Maybe just get two AlphaPoint blasters to try them out, let the kids have a play with them. If you like them, get six more, or if not then just stick with the LTX. At the end of the day, this is often a matter of personal preference. Let me know how you go!
We did exactly what you recommended. You are right.
We all like the haptic action and robustness on the LTX a lot more than the AlphaPoint. The action of reloading, the Shield functionality, the haptics and sound of getting shot, the readout of shots and life points are all better on the LTX. The AlphaPoints do feel like space laser guns. So, if you like the space/alien theme, they are good. But, the readout isn’t as fun and getting shot doesn’t make much of a sound or give a shake, so it’s not as jarring when in a fight. We all get a little rush when we get shot on the LTX and sometimes don’t notice when we get shot on the AlphaPoint.
The Augmented Reality in the AlphaPoint is actually pretty cool. We all like it and I imagine it will only get better as the tech evolves, but the feel of the gun and the action of the gun fight is definitely diminished. I guess hooking it up to the app is pretty cool too; haven’t explored that as much. Still not sure what to do! Investing in 4 more LTX’s (more expensive) or buy 6 AlphaPoints! We may have to splurge on the LTX’s, even though the future is with the app on the AlphaPoints!
Thanks so much Jason, that’s excellent and very useful feedback for everyone.

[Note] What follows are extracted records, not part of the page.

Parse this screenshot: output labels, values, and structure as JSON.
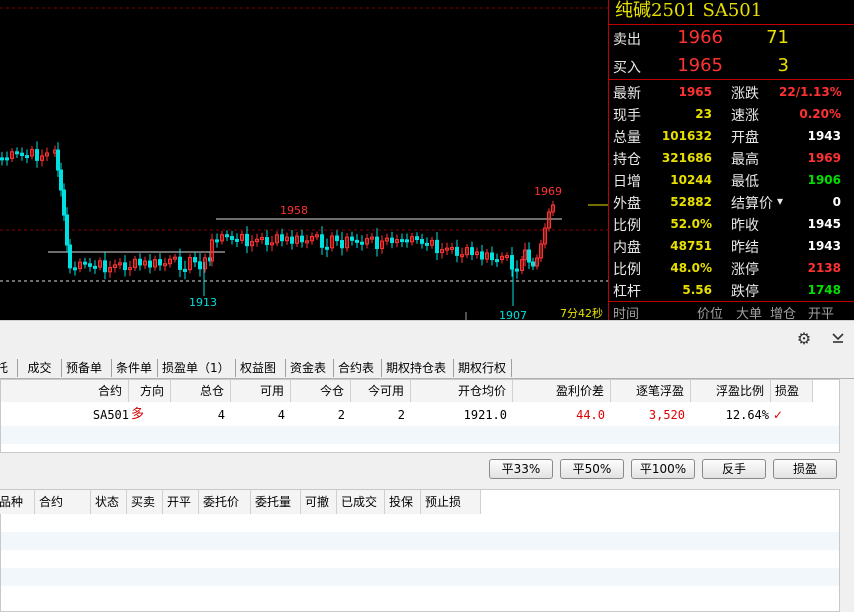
{
  "chart": {
    "labels": {
      "high": "1958",
      "low_left": "1913",
      "peak": "1969",
      "low_right": "1907",
      "timer": "7分42秒"
    }
  },
  "quote": {
    "title": "纯碱2501  SA501",
    "sell": {
      "label": "卖出",
      "price": "1966",
      "volume": "71"
    },
    "buy": {
      "label": "买入",
      "price": "1965",
      "volume": "3"
    },
    "rows": [
      {
        "l1": "最新",
        "v1": "1965",
        "c1": "red",
        "l2": "涨跌",
        "v2": "22/1.13%",
        "c2": "red"
      },
      {
        "l1": "现手",
        "v1": "23",
        "c1": "yel",
        "l2": "速涨",
        "v2": "0.20%",
        "c2": "red"
      },
      {
        "l1": "总量",
        "v1": "101632",
        "c1": "yel",
        "l2": "开盘",
        "v2": "1943",
        "c2": "wht"
      },
      {
        "l1": "持仓",
        "v1": "321686",
        "c1": "yel",
        "l2": "最高",
        "v2": "1969",
        "c2": "red"
      },
      {
        "l1": "日增",
        "v1": "10244",
        "c1": "yel",
        "l2": "最低",
        "v2": "1906",
        "c2": "grn"
      },
      {
        "l1": "外盘",
        "v1": "52882",
        "c1": "yel",
        "l2": "结算价",
        "v2": "0",
        "c2": "wht"
      },
      {
        "l1": "比例",
        "v1": "52.0%",
        "c1": "yel",
        "l2": "昨收",
        "v2": "1945",
        "c2": "wht"
      },
      {
        "l1": "内盘",
        "v1": "48751",
        "c1": "yel",
        "l2": "昨结",
        "v2": "1943",
        "c2": "wht"
      },
      {
        "l1": "比例",
        "v1": "48.0%",
        "c1": "yel",
        "l2": "涨停",
        "v2": "2138",
        "c2": "red"
      },
      {
        "l1": "杠杆",
        "v1": "5.56",
        "c1": "yel",
        "l2": "跌停",
        "v2": "1748",
        "c2": "grn"
      }
    ],
    "ticks_header": [
      "时间",
      "价位",
      "大单",
      "增仓",
      "开平"
    ]
  },
  "tabs": [
    "托",
    "成交",
    "预备单",
    "条件单",
    "损盈单（1）",
    "权益图",
    "资金表",
    "合约表",
    "期权持仓表",
    "期权行权"
  ],
  "positions": {
    "headers": [
      "合约",
      "方向",
      "总仓",
      "可用",
      "今仓",
      "今可用",
      "开仓均价",
      "盈利价差",
      "逐笔浮盈",
      "浮盈比例",
      "损盈"
    ],
    "row": {
      "contract": "SA501",
      "direction": "多",
      "total": "4",
      "available": "4",
      "today": "2",
      "today_available": "2",
      "open_avg": "1921.0",
      "profit_spread": "44.0",
      "float_pnl": "3,520",
      "float_ratio": "12.64%",
      "stop": "✓"
    }
  },
  "actions": [
    "平33%",
    "平50%",
    "平100%",
    "反手",
    "损盈"
  ],
  "orders": {
    "headers": [
      "品种",
      "合约",
      "状态",
      "买卖",
      "开平",
      "委托价",
      "委托量",
      "可撤",
      "已成交",
      "投保",
      "预止损"
    ]
  },
  "colors": {
    "up": "#ff3232",
    "down": "#00e0e0",
    "accent": "#e8e000",
    "border": "#c00000"
  }
}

This review and comments are great! Exactly the conversation I have been scouring the internet for. I have read that the LTX has much greater range and haptics but the look of the Laser Ops is really hard to pass on (especially the rifle). Ultimately, I am leaning LTX but am still wondering just how accurate either set is. In other words, how focused is the IR emitter on both of these models? Are they roughly the same? My concern is that I do want to actually use a bit of aiming skill in a game and not just use the shotgun approach. Any thoughts on LTX / Laser Ops regarding this would be great.

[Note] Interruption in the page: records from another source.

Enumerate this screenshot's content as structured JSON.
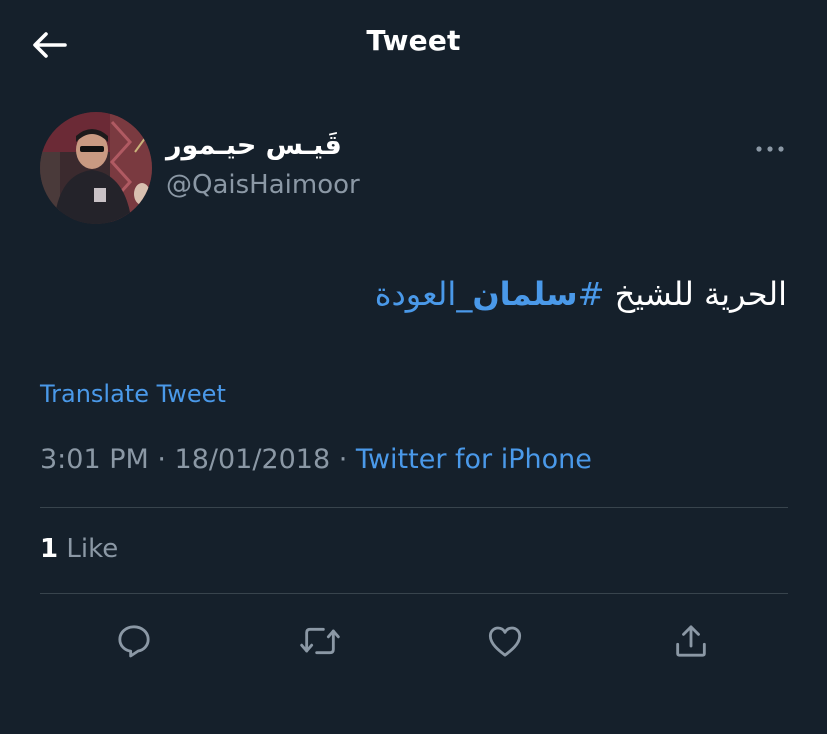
{
  "header": {
    "title": "Tweet",
    "back_icon": "arrow-left-icon"
  },
  "author": {
    "display_name": "قَيـس حيـمور",
    "handle": "@QaisHaimoor",
    "avatar_icon": "user-avatar"
  },
  "tweet": {
    "text_prefix": "الحرية للشيخ",
    "hashtag_mark": "#",
    "hashtag_bold": "سلمان",
    "hashtag_rest": "_العودة",
    "translate_label": "Translate Tweet",
    "time": "3:01 PM",
    "separator": " · ",
    "date": "18/01/2018",
    "source": "Twitter for iPhone"
  },
  "stats": {
    "like_count": "1",
    "like_label": " Like"
  },
  "actions": {
    "reply_icon": "reply-icon",
    "retweet_icon": "retweet-icon",
    "like_icon": "heart-icon",
    "share_icon": "share-icon"
  },
  "colors": {
    "background": "#15202b",
    "accent": "#4a99e9",
    "secondary_text": "#8b98a5",
    "divider": "#38444d"
  }
}
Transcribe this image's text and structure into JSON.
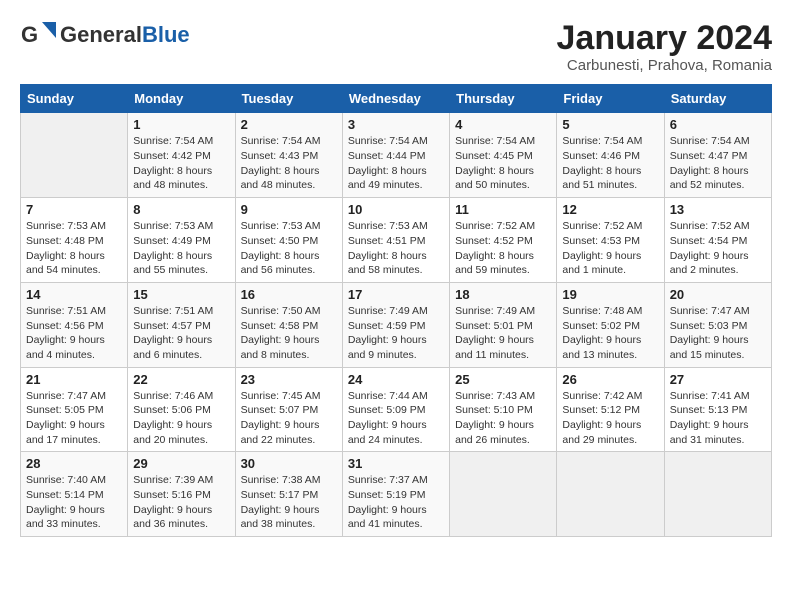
{
  "logo": {
    "line1": "General",
    "line2": "Blue",
    "tagline": ""
  },
  "title": "January 2024",
  "subtitle": "Carbunesti, Prahova, Romania",
  "days_header": [
    "Sunday",
    "Monday",
    "Tuesday",
    "Wednesday",
    "Thursday",
    "Friday",
    "Saturday"
  ],
  "weeks": [
    [
      {
        "num": "",
        "info": ""
      },
      {
        "num": "1",
        "info": "Sunrise: 7:54 AM\nSunset: 4:42 PM\nDaylight: 8 hours\nand 48 minutes."
      },
      {
        "num": "2",
        "info": "Sunrise: 7:54 AM\nSunset: 4:43 PM\nDaylight: 8 hours\nand 48 minutes."
      },
      {
        "num": "3",
        "info": "Sunrise: 7:54 AM\nSunset: 4:44 PM\nDaylight: 8 hours\nand 49 minutes."
      },
      {
        "num": "4",
        "info": "Sunrise: 7:54 AM\nSunset: 4:45 PM\nDaylight: 8 hours\nand 50 minutes."
      },
      {
        "num": "5",
        "info": "Sunrise: 7:54 AM\nSunset: 4:46 PM\nDaylight: 8 hours\nand 51 minutes."
      },
      {
        "num": "6",
        "info": "Sunrise: 7:54 AM\nSunset: 4:47 PM\nDaylight: 8 hours\nand 52 minutes."
      }
    ],
    [
      {
        "num": "7",
        "info": "Sunrise: 7:53 AM\nSunset: 4:48 PM\nDaylight: 8 hours\nand 54 minutes."
      },
      {
        "num": "8",
        "info": "Sunrise: 7:53 AM\nSunset: 4:49 PM\nDaylight: 8 hours\nand 55 minutes."
      },
      {
        "num": "9",
        "info": "Sunrise: 7:53 AM\nSunset: 4:50 PM\nDaylight: 8 hours\nand 56 minutes."
      },
      {
        "num": "10",
        "info": "Sunrise: 7:53 AM\nSunset: 4:51 PM\nDaylight: 8 hours\nand 58 minutes."
      },
      {
        "num": "11",
        "info": "Sunrise: 7:52 AM\nSunset: 4:52 PM\nDaylight: 8 hours\nand 59 minutes."
      },
      {
        "num": "12",
        "info": "Sunrise: 7:52 AM\nSunset: 4:53 PM\nDaylight: 9 hours\nand 1 minute."
      },
      {
        "num": "13",
        "info": "Sunrise: 7:52 AM\nSunset: 4:54 PM\nDaylight: 9 hours\nand 2 minutes."
      }
    ],
    [
      {
        "num": "14",
        "info": "Sunrise: 7:51 AM\nSunset: 4:56 PM\nDaylight: 9 hours\nand 4 minutes."
      },
      {
        "num": "15",
        "info": "Sunrise: 7:51 AM\nSunset: 4:57 PM\nDaylight: 9 hours\nand 6 minutes."
      },
      {
        "num": "16",
        "info": "Sunrise: 7:50 AM\nSunset: 4:58 PM\nDaylight: 9 hours\nand 8 minutes."
      },
      {
        "num": "17",
        "info": "Sunrise: 7:49 AM\nSunset: 4:59 PM\nDaylight: 9 hours\nand 9 minutes."
      },
      {
        "num": "18",
        "info": "Sunrise: 7:49 AM\nSunset: 5:01 PM\nDaylight: 9 hours\nand 11 minutes."
      },
      {
        "num": "19",
        "info": "Sunrise: 7:48 AM\nSunset: 5:02 PM\nDaylight: 9 hours\nand 13 minutes."
      },
      {
        "num": "20",
        "info": "Sunrise: 7:47 AM\nSunset: 5:03 PM\nDaylight: 9 hours\nand 15 minutes."
      }
    ],
    [
      {
        "num": "21",
        "info": "Sunrise: 7:47 AM\nSunset: 5:05 PM\nDaylight: 9 hours\nand 17 minutes."
      },
      {
        "num": "22",
        "info": "Sunrise: 7:46 AM\nSunset: 5:06 PM\nDaylight: 9 hours\nand 20 minutes."
      },
      {
        "num": "23",
        "info": "Sunrise: 7:45 AM\nSunset: 5:07 PM\nDaylight: 9 hours\nand 22 minutes."
      },
      {
        "num": "24",
        "info": "Sunrise: 7:44 AM\nSunset: 5:09 PM\nDaylight: 9 hours\nand 24 minutes."
      },
      {
        "num": "25",
        "info": "Sunrise: 7:43 AM\nSunset: 5:10 PM\nDaylight: 9 hours\nand 26 minutes."
      },
      {
        "num": "26",
        "info": "Sunrise: 7:42 AM\nSunset: 5:12 PM\nDaylight: 9 hours\nand 29 minutes."
      },
      {
        "num": "27",
        "info": "Sunrise: 7:41 AM\nSunset: 5:13 PM\nDaylight: 9 hours\nand 31 minutes."
      }
    ],
    [
      {
        "num": "28",
        "info": "Sunrise: 7:40 AM\nSunset: 5:14 PM\nDaylight: 9 hours\nand 33 minutes."
      },
      {
        "num": "29",
        "info": "Sunrise: 7:39 AM\nSunset: 5:16 PM\nDaylight: 9 hours\nand 36 minutes."
      },
      {
        "num": "30",
        "info": "Sunrise: 7:38 AM\nSunset: 5:17 PM\nDaylight: 9 hours\nand 38 minutes."
      },
      {
        "num": "31",
        "info": "Sunrise: 7:37 AM\nSunset: 5:19 PM\nDaylight: 9 hours\nand 41 minutes."
      },
      {
        "num": "",
        "info": ""
      },
      {
        "num": "",
        "info": ""
      },
      {
        "num": "",
        "info": ""
      }
    ]
  ]
}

Hi Steve, thanks for the kind words.
You’re right, the Laser Ops machines look really cool, and perhaps the LTX looks a bit dated, which is not surprising since that model has been around for such a long time. If you’re purely going for performance, I would say go for the LTX, which I do find to be more accurate than Laser Ops.
Can I just ask, is Bluetooth range an issue if you wanted to use say ten blasters on one device? Would all players have to remain within a certain radius of the host phone?
Ah, good question. In multi-player/one-device mode, shots simply won’t register if a player is too far away from the host. I would have to do another test to find out how far away a player can go, but knowing that Laser Ops Pro has a pretty decent range, I wouldn’t worry about this being a problem at all.